Origins of Trauma Repetition
Repeated exposure to chronic adverse childhood experiences induces behavioral and physiologic changes. It is known that the developing brain under extreme inexorable distress will undergo changes in neurotransmitter activity. Children, particularly newborns and infants “who have been exposed to severe, prolonged environmental stress, will experience extraordinary increases in both catecholamine and endogenous opioid responses to subsequent stress.” 2 We also know that a newborn’s attunement to the world is externally focused. The incoming stimuli is stored in and controlled by the lower segments of the developing brain such as the thalamus and the amygdala. The amygdala considered to be a part of the limbic system, performs the crucial and fundamental role in the establishment of memories associated with emotional events. The system’s primary function is to maintain appropriate levels of arousal; too little stimuli and the neurons cannot register. If there is too much stimuli the newborn’s sensory signals become overloaded thus inducing system disorganization and temporary “collapse.” In brief, a newborn’s caregiver must regulate arousal states until the infant’s developing system can self-regulate internal and external states of arousal. As a result of early uncontrolled arousal states abused children tend to manifest a higher threshold of stimulation of the endogenous opioid system in order to self-soothe. This is in comparison to those whose early developmental experiences were met with consistent early nurturing.[1/2] Van der Kolk, B. The Compulsion to Repeat the Trauma: Re-enactment, Revictimization, and Masochism. Psychiatric Clinics North Am 1989;12(2):389-411
Debra Can Help You
Traumatic events and the associated symptoms are often triggered by energy that remains stuck in your body. Releasing that stored energy can only happen when the earlier and unresolved trauma is processed or resolved. Debra helps you restore health and happiness to your life by sourcing and processing the original trauma. Using EMDR, Behavioral changes, Inner Child work, and Family-of-Origin work Debra helps you resolve the previously frozen or stuck residue of energy that wrecks havoc on your mind, your body, your life!
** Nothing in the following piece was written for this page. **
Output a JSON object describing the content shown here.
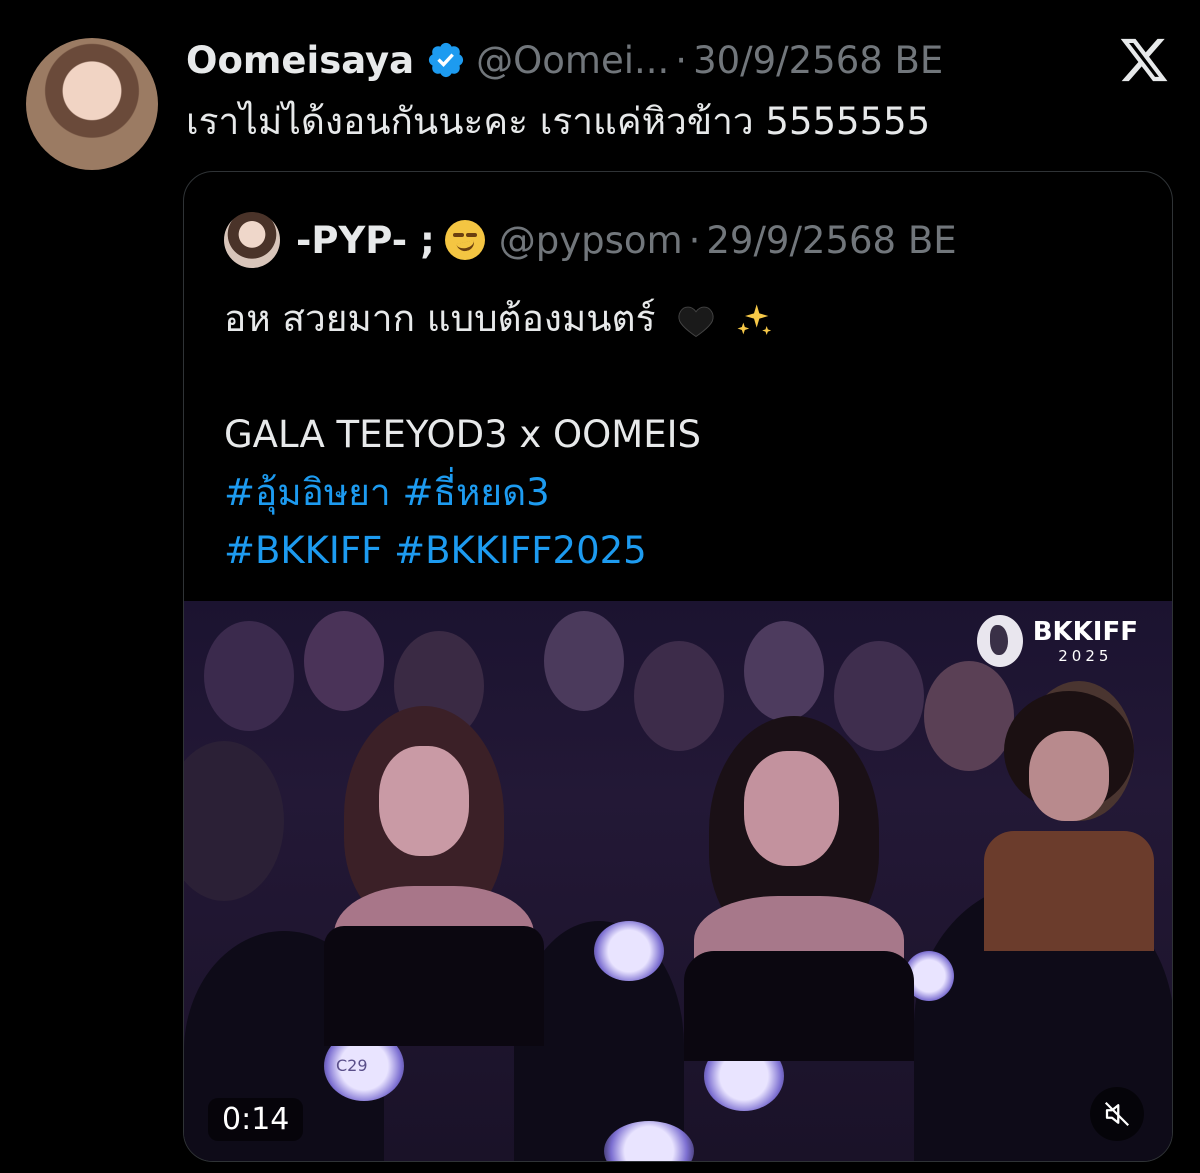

What If I Don’t Know Where My Trauma Comes From?
You don’t have to know or ever identify the origins of the trauma. The question is no longer,”WHY do I feel the way I do,” but rather, “AM I willing to feel differently and not just survive?” What is important is how your mind and body have been immobilized by unconscious experiences and memories that are stored and locked in your nervous system. Unlocking the traumatic stress and the associated symptoms is the key to achieving emotional equilibrium and calm whether the memories and experiences are conscious or unconscious.